From Supporting the Business to Shaping It 

You’ve spent over 20 years leading large-scale HR transformation efforts. What moment in your career shifted your perspective from “supporting the business” to shaping it? 

The shift came when I realized that many of the toughest organizational challenges were not purely HR issues. They were strategy, capability, leadership, and operating model issues showing up through people. 

That changed how I saw HR. I stopped viewing it as a function that supports decisions made elsewhere and started seeing it as a discipline that helps determine whether strategy can actually be executed. In major transformations, HR has to help shape the direction of change.  

Building Credibility Through Certification and Continuous Growth 

You hold both the SPHRi and GPHR certifications. What made you choose HRCI as a partner in your career journey, and how have those certifications supported your growth as a global HR leader? 

I chose HRCI because I wanted credentials that were rigorous, respected, and globally recognized. My work has always involved different sectors, systems, and cultural contexts, so it mattered to pursue certifications that reflect strategic HR capability beyond one market. 

The SPHRi strengthened my strategic HR foundation, while the GPHR expanded how I think about workforce issues across borders, cultures, and systems. Together, they supported my growth as a leader and reinforced what I value about HRCI: the emphasis on credibility, continuous learning, and shared professional standards. 

Scaling HR’s Impact 

In your current role, you’re helping shape workforce strategy and organizational capability at a national level. How does that scale change the way you think about the role of HR? 

At that scale, HR becomes directly tied to institutional performance. The focus expands beyond hiring, development, or engagement to whether an institution has the leadership, capabilities, workforce model, and culture needed to deliver on its mandate over time. 

It also changes the time horizon. You are not just solving for immediate needs. You are building future capability, strengthening resilience, and sustaining performance through change. That is where HR becomes truly strategic. 

Driving Transformation Across Sectors 

You’ve worked extensively across both government and private sector organizations. What are some of the most important differences—and surprising similarities—you’ve encountered when driving HR transformation in these environments? 

The biggest difference is what drives urgency. In the private sector, transformation is often shaped by competition, growth, profitability, or market disruption. In government, it is more often shaped by public value, continuity, accountability, and long-term institutional responsibility. 

What stands out is how similar the human side of change remains. In both environments, success depends on leadership alignment, role clarity, trust, and whether people believe the change is real.

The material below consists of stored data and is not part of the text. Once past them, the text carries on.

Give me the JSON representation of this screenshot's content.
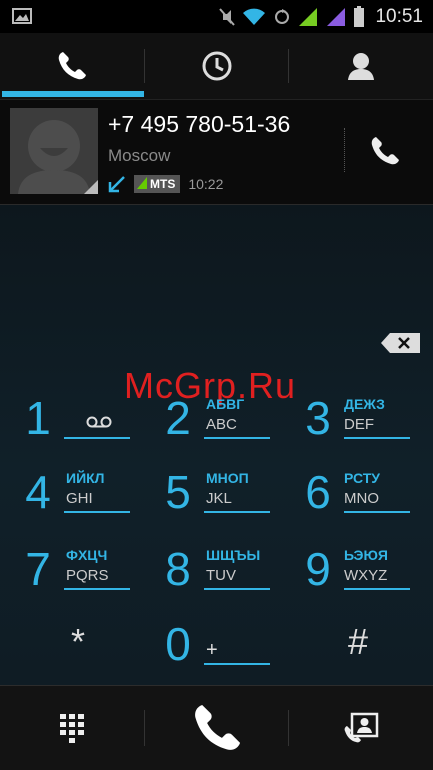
{
  "status_bar": {
    "time": "10:51",
    "icons": [
      "image-notification-icon",
      "mute-icon",
      "wifi-icon",
      "sync-icon",
      "signal-sim1-icon",
      "signal-sim2-icon",
      "battery-icon"
    ]
  },
  "tabs": [
    {
      "name": "phone",
      "icon": "phone-icon",
      "active": true
    },
    {
      "name": "call-log",
      "icon": "clock-icon",
      "active": false
    },
    {
      "name": "contacts",
      "icon": "person-icon",
      "active": false
    }
  ],
  "recent_call": {
    "number": "+7 495 780-51-36",
    "location": "Moscow",
    "type_icon": "incoming-call-arrow-icon",
    "sim": "MTS",
    "time": "10:22"
  },
  "watermark": "McGrp.Ru",
  "keypad": [
    {
      "digit": "1",
      "cyrillic": "",
      "latin": "",
      "extra_icon": "voicemail-icon"
    },
    {
      "digit": "2",
      "cyrillic": "АБВГ",
      "latin": "ABC"
    },
    {
      "digit": "3",
      "cyrillic": "ДЕЖЗ",
      "latin": "DEF"
    },
    {
      "digit": "4",
      "cyrillic": "ИЙКЛ",
      "latin": "GHI"
    },
    {
      "digit": "5",
      "cyrillic": "МНОП",
      "latin": "JKL"
    },
    {
      "digit": "6",
      "cyrillic": "РСТУ",
      "latin": "MNO"
    },
    {
      "digit": "7",
      "cyrillic": "ФХЦЧ",
      "latin": "PQRS"
    },
    {
      "digit": "8",
      "cyrillic": "ШЩЪЫ",
      "latin": "TUV"
    },
    {
      "digit": "9",
      "cyrillic": "ЬЭЮЯ",
      "latin": "WXYZ"
    },
    {
      "digit": "*"
    },
    {
      "digit": "0",
      "latin": "+"
    },
    {
      "digit": "#"
    }
  ],
  "bottom_bar": {
    "left_icon": "dialpad-icon",
    "center_icon": "call-icon",
    "right_icon": "contact-card-icon"
  },
  "colors": {
    "accent": "#33b5e5",
    "watermark": "#e02020"
  }
}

I have seen organizations redesign structures on paper but struggle because they did not invest enough in capability, readiness, and behavior. 

The Reality of Organizational Change 

Much of your work focuses on culture, engagement, and change readiness. What’s one hard truth about organizational change that leaders still underestimate? 

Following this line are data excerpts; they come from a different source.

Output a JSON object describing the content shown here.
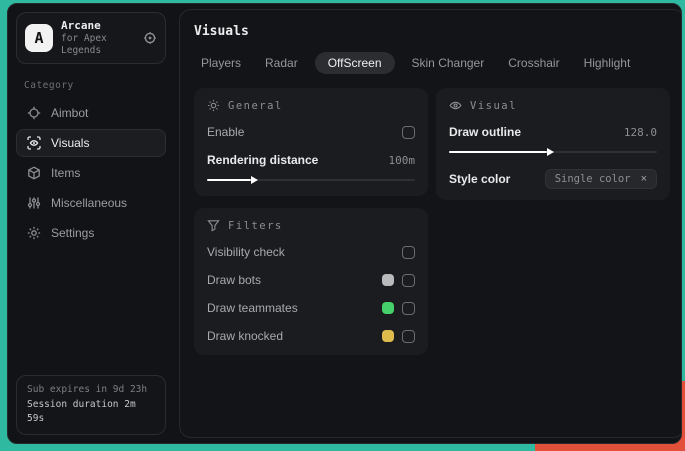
{
  "app": {
    "logo_letter": "A",
    "name": "Arcane",
    "subtitle": "for Apex Legends"
  },
  "sidebar": {
    "category_label": "Category",
    "items": [
      {
        "label": "Aimbot",
        "icon": "crosshair-icon"
      },
      {
        "label": "Visuals",
        "icon": "eye-scan-icon",
        "selected": true
      },
      {
        "label": "Items",
        "icon": "cube-icon"
      },
      {
        "label": "Miscellaneous",
        "icon": "sliders-icon"
      },
      {
        "label": "Settings",
        "icon": "gear-icon"
      }
    ],
    "footer": {
      "line1": "Sub expires in 9d 23h",
      "line2": "Session duration 2m 59s"
    }
  },
  "main": {
    "title": "Visuals",
    "tabs": [
      {
        "label": "Players"
      },
      {
        "label": "Radar"
      },
      {
        "label": "OffScreen",
        "selected": true
      },
      {
        "label": "Skin Changer"
      },
      {
        "label": "Crosshair"
      },
      {
        "label": "Highlight"
      }
    ],
    "panels": {
      "general": {
        "title": "General",
        "icon": "sun-icon",
        "enable": {
          "label": "Enable",
          "checked": false
        },
        "rendering": {
          "label": "Rendering distance",
          "value": "100m",
          "fill_pct": 21
        }
      },
      "filters": {
        "title": "Filters",
        "icon": "funnel-icon",
        "rows": [
          {
            "label": "Visibility check",
            "swatch": null,
            "checked": false
          },
          {
            "label": "Draw bots",
            "swatch": "#b9babc",
            "checked": false
          },
          {
            "label": "Draw teammates",
            "swatch": "#46d06b",
            "checked": false
          },
          {
            "label": "Draw knocked",
            "swatch": "#dfbc4e",
            "checked": false
          }
        ]
      },
      "visual": {
        "title": "Visual",
        "icon": "eye-icon",
        "outline": {
          "label": "Draw outline",
          "value": "128.0",
          "fill_pct": 47
        },
        "style": {
          "label": "Style color",
          "selected_option": "Single color",
          "clear_glyph": "×"
        }
      }
    }
  },
  "colors": {
    "wallpaper_teal": "#2fb9a0",
    "wallpaper_orange": "#e2503a",
    "window_bg": "#121316",
    "card_bg": "#1b1c20",
    "accent_text": "#e9eaeb",
    "muted_text": "#8b8e93",
    "swatch_gray": "#b9babc",
    "swatch_green": "#46d06b",
    "swatch_yellow": "#dfbc4e"
  }
}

Leaders still underestimate how quickly people notice inconsistency. An organization can launch a strong strategy and communicate it well, but people do not judge change by messages alone. They judge it by what leaders prioritize, what gets rewarded, what gets tolerated, and what actually changes in day-to-day decisions. If those things stay the same, people quickly see that the transformation is more cosmetic than real.  

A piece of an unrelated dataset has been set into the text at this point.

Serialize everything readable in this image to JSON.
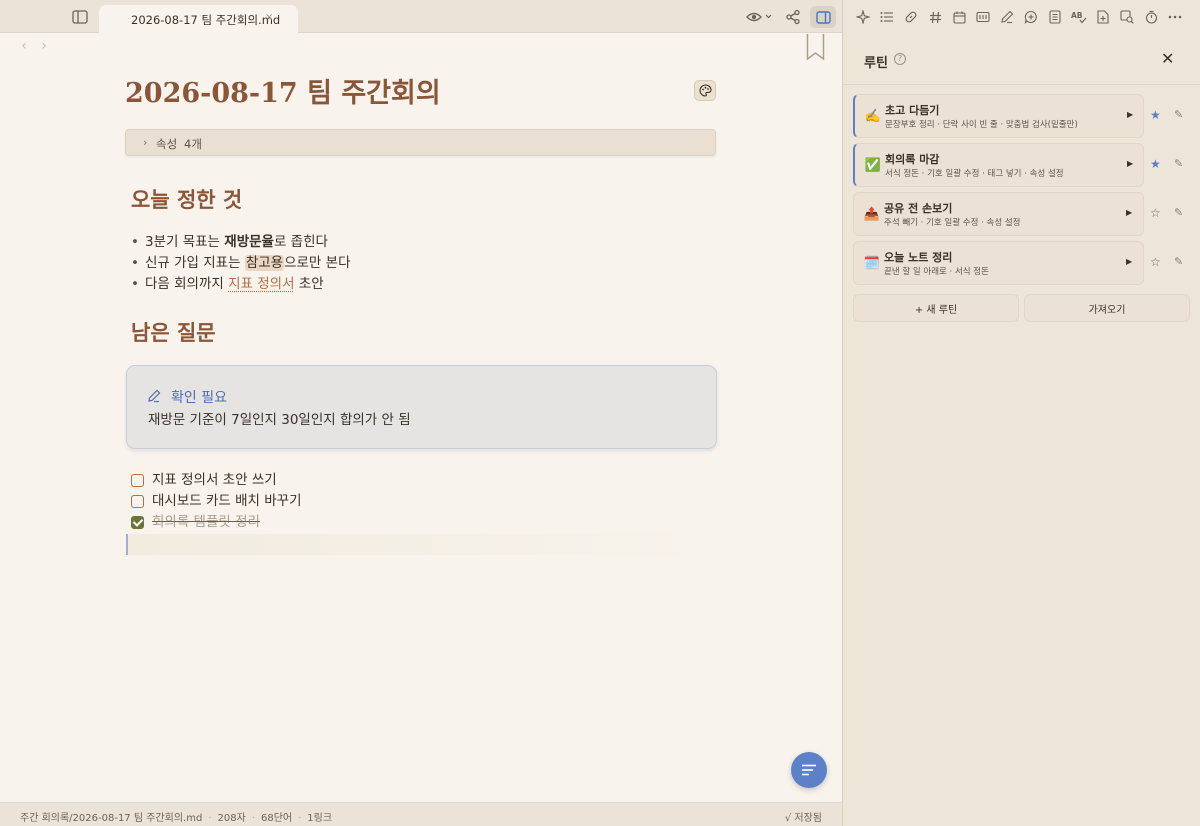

Leading Across Cultures and Contexts 

You’ve advised organizations navigating the Middle East, helping them align strategy with culture. What’s one mistake global organizations consistently make, and how can HR leaders get it right from the start? 

A common mistake is assuming that a model that worked elsewhere can simply be imported with limited adaptation. 

In reality, culture shapes how leadership is understood, how trust is built, how decisions are made, and how change is absorbed. HR leaders get it right when they start with context—listening carefully, understanding the organization’s history, reading cultural signals, and translating strategy into something people can genuinely connect with. 

You don’t have to lower standards for localization—what matters is making transformation credible and workable in the local environment. 

Investing in the Next Generation of Leaders 

Your work with the Saudi Leadership Society and Misk Foundation focuses on mentoring emerging leaders. What qualities do you see in the next generation of leaders that give you confidence about the future of leadership? 

Many emerging leaders today are more adaptive, more self-aware, and more open to learning beyond traditional boundaries. They are less constrained by hierarchy and more comfortable navigating complexity. 

What I find especially encouraging in Saudi Arabia is their sense of purpose. Many are motivated to contribute to national progress, strengthen institutions, and create meaningful impact, not simply advance individually. That mindset gives me real confidence in the future of leadership. 

Learning as a Leadership Discipline 

With your background in learning and development, how has your approach to continuous learning evolved, and what role has it played in sustaining your impact over time? 

Earlier in my career, I saw learning primarily as a way to build expertise. Today, I see it as a way to stay sharp, relevant, and intellectually honest. 

In transformation work, context changes quickly. Continuous learning helps me revisit assumptions, refine judgment, and avoid relying too heavily on past formulas. It has been essential to sustaining my impact because it keeps my thinking current and my leadership grounded. 

Turning Strategy Into Action 

You’ve built your career around unlocking the potential of people and organizations. What does that look like in practice when business pressure is high and transformation timelines are tight? 

It means creating clarity when pressure creates noise. When timelines are tight, leaders need help focusing on what matters most, making trade-offs, and aligning people around a clear direction. In those moments, success depends on focusing on the few shifts that create real momentum, building accountability and turning complexity into disciplined action. 

It also means protecting the human side of execution. Under pressure, organizations can become overly transactional, but transformation still depends on trust, understanding, and readiness. In my experience, the tighter the timeline, the more important that becomes. 

 

Abdulrahman Alsheail, SPHRi, GPHR, is a transformation leader focused on organizational capability, workforce strategy, and institutional change across complex government and national-level environments. He works closely with senior leaders to shape strategies and operating models that strengthen performance, readiness, and long-term impact.